Vehicles are surrounded, drivers dragged out, cars stoned or burnt. The assumption is always that the boda boda rider is innocent, and the motorist guilty. Facts, evidence, and justice are cast aside.
What is even more disturbing is the state’s apparent helplessness. Our internal security apparatus looks defeated, powerless, and even tamed. Police officers who should enforce traffic discipline are often outnumbered or intimidated. At times, they are complicit, collecting daily bribes from riders instead of enforcing the law. This has created a culture where boda boda groups feel untouchable.
The comparative numbers paint the full picture. Kenya has well over one point five million registered boda bodas on the road, with thousands more unregistered. They form a voting bloc larger than most political parties can boast.

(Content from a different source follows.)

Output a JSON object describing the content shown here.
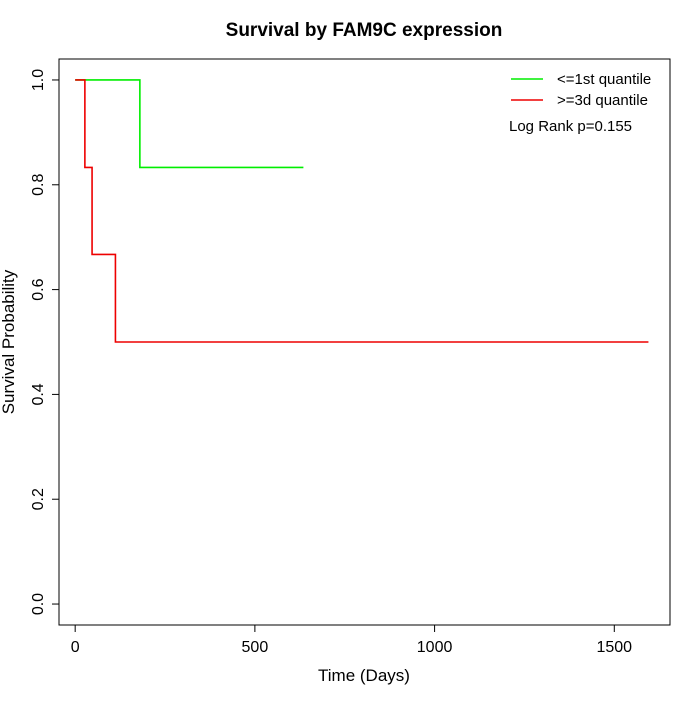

With such raw numbers, they hold sway, and politicians know it.
Every election cycle, we see leaders troop to boda boda stages to curry favor, promising heaven and earth, but never accountability. It is this appeasement politics that has emboldened the sector into a monster we now struggle to contain.
As we inch closer to another election year, this trend is bound to worsen. Leaders, desperate for votes, will bend backwards to please riders instead of confronting the menace.
The result will be even more impunity, more road chaos, more accidents, and more innocent Kenyans forced to bear the brunt of unchecked lawlessness. One day, this raw power will consume us all.
It is time for honesty. The government must tell Kenyans how it intends to address this growing threat. Regulation cannot remain on paper.
Riders must be registered, trained, licensed, and insured. Traffic rules must apply to everyone equally, and enforcement must be firm. The narrative that boda bodas are untouchable must end.
Kenyans deserve safe roads. Roads must serve everyone equally, not become battlefields where might makes right. We cannot continue to allow mob justice to replace the rule of law. If the state cannot tame the boda boda menace now, the cost in lives, property, and national stability will be far higher in the future.
The roads are not theirs. The roads are ours, all of us.